The U.S. now has more than 700 military bases in 130 countries. The Middle East contains 60% of the oil on earth. The U.S. has commercial, political, financial and cultural interests in every country in the area, some of the interests valued in the trillions of dollars. Will Iraq become the 131st country? Will the residual force become the U.S. military base? Removing all U.S. troops from Iraq – NOW – may reverse our reliance on military power, restore our international reputation and encourage the use of “soft power” in pursuit of American interests.

Tuesday, February 24, 2009

The Afghan Cemetery

The Afghan Cemetery
By Jerome Grossman

President Obama indicated through his press secretary that his administration would review its policy toward Afghanistan before making a decision about sending additional troops to fight in that country. Richard Holbrooke, his envoy, was in the Afghanistan/Pakistan region talking with leaders about how best to address the military and political situation. Obama also met with advisers at the Pentagon and the State Department.

As recently as February 15, it was reported that Obama “is refusing to be rushed into his first decision to send troops into combat…… questioning the time table, the mission and even the composition of the new forces.” However, Obama changed his mind on February 17, authorizing 17,000 additional soldiers and Marines for Afghanistan in what he described as an urgent bid to stabilize a deteriorating and neglected country, joining the 30,000 U.S. troops already there.

Obama will be sending more troops to Afghanistan before he has begun to fulfill a promised rapid withdrawal of troops from Iraq. His order leaves crucial questions of strategy and tactics in Afghanistan unanswered until the strategy review is completed in April. Antiwar groups criticized Obama’s decision. Tom Andrews, director of Win Without War said, “The president is committing these troops before he's determined what the mission is….. We need to avoid the slippery slope of military escalation.”

The hasty decision ignored the many negative comments about the prospects for a U.S. victory. General David Petraeus has called Afghanistan “the graveyard of empires”. Holbrooke reported “a purely military victory is not achievable.” British historians furnish the details of their three failed military attempts to pacify the country. Twenty years after the troops of the Soviet Union pulled out of Afghanistan in defeat, the last Russian general to command them said on Feb 13 that the Soviets’ devastating experience, losing more than 15,000 troops in Afghanistan battling guerrillas “is a dismal omen for the U.S.”

Supporters of expanded U.S. military operations in Afghanistan cite the successes of the American military against the Taliban in October and November, 2001, immediately after the tragedy of September 11. However, that victory was accomplished by air power and bribery. Airpower prevented Taliban military operations. Hundred dollar bills bought warlord allies in this corrupt country whose main product is opium.

Can we do it again, bribing our way through the drug lords?

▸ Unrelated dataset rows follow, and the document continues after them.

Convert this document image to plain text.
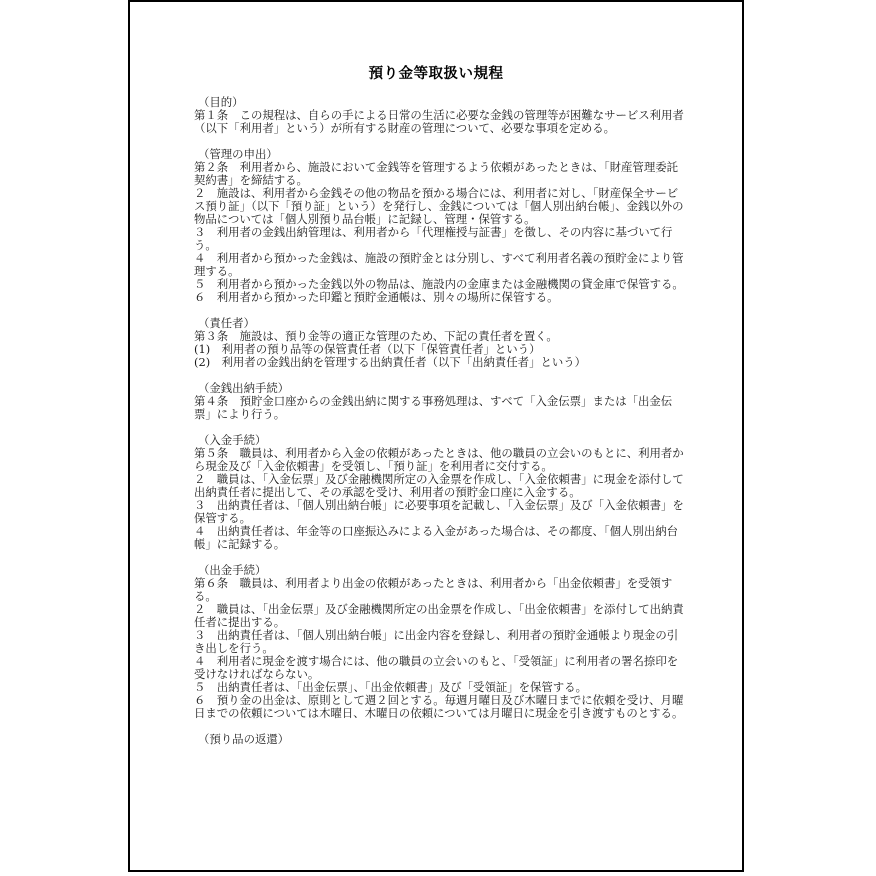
預り金等取扱い規程

（目的）

第１条　この規程は、自らの手による日常の生活に必要な金銭の管理等が困難なサービス利用者（以下「利用者」という）が所有する財産の管理について、必要な事項を定める。

（管理の申出）

第２条　利用者から、施設において金銭等を管理するよう依頼があったときは、「財産管理委託契約書」を締結する。

２　施設は、利用者から金銭その他の物品を預かる場合には、利用者に対し、「財産保全サービス預り証」（以下「預り証」という）を発行し、金銭については「個人別出納台帳」、金銭以外の物品については「個人別預り品台帳」に記録し、管理・保管する。

３　利用者の金銭出納管理は、利用者から「代理権授与証書」を徴し、その内容に基づいて行う。

４　利用者から預かった金銭は、施設の預貯金とは分別し、すべて利用者名義の預貯金により管理する。

５　利用者から預かった金銭以外の物品は、施設内の金庫または金融機関の貸金庫で保管する。

６　利用者から預かった印鑑と預貯金通帳は、別々の場所に保管する。

（責任者）

第３条　施設は、預り金等の適正な管理のため、下記の責任者を置く。

(1)　利用者の預り品等の保管責任者（以下「保管責任者」という）

(2)　利用者の金銭出納を管理する出納責任者（以下「出納責任者」という）

（金銭出納手続）

第４条　預貯金口座からの金銭出納に関する事務処理は、すべて「入金伝票」または「出金伝票」により行う。

（入金手続）

第５条　職員は、利用者から入金の依頼があったときは、他の職員の立会いのもとに、利用者から現金及び「入金依頼書」を受領し、「預り証」を利用者に交付する。

２　職員は、「入金伝票」及び金融機関所定の入金票を作成し、「入金依頼書」に現金を添付して出納責任者に提出して、その承認を受け、利用者の預貯金口座に入金する。

３　出納責任者は、「個人別出納台帳」に必要事項を記載し、「入金伝票」及び「入金依頼書」を保管する。

４　出納責任者は、年金等の口座振込みによる入金があった場合は、その都度、「個人別出納台帳」に記録する。

（出金手続）

第６条　職員は、利用者より出金の依頼があったときは、利用者から「出金依頼書」を受領する。

２　職員は、「出金伝票」及び金融機関所定の出金票を作成し、「出金依頼書」を添付して出納責任者に提出する。

３　出納責任者は、「個人別出納台帳」に出金内容を登録し、利用者の預貯金通帳より現金の引き出しを行う。

４　利用者に現金を渡す場合には、他の職員の立会いのもと、「受領証」に利用者の署名捺印を受けなければならない。

５　出納責任者は、「出金伝票」、「出金依頼書」及び「受領証」を保管する。

６　預り金の出金は、原則として週２回とする。毎週月曜日及び木曜日までに依頼を受け、月曜日までの依頼については木曜日、木曜日の依頼については月曜日に現金を引き渡すものとする。

（預り品の返還）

Perhaps. But history shows that Afghans don't stay bought and that the guerrillas motivated by rebellion and nationalism will fight the invaders for hundreds of years, making a bandit's living out of their tactics as they have done for time immemorial.

Don’t think that General Petraeus does not know how to use money as a weapon. While he was installing the “Surge” in Iraq adding 30,000 fresh troops with great fanfare, he was quietly bribing the insurgent Sunnis with $20 dollar bills and rifles, paying 100,000 warriors to stop fighting the Americans.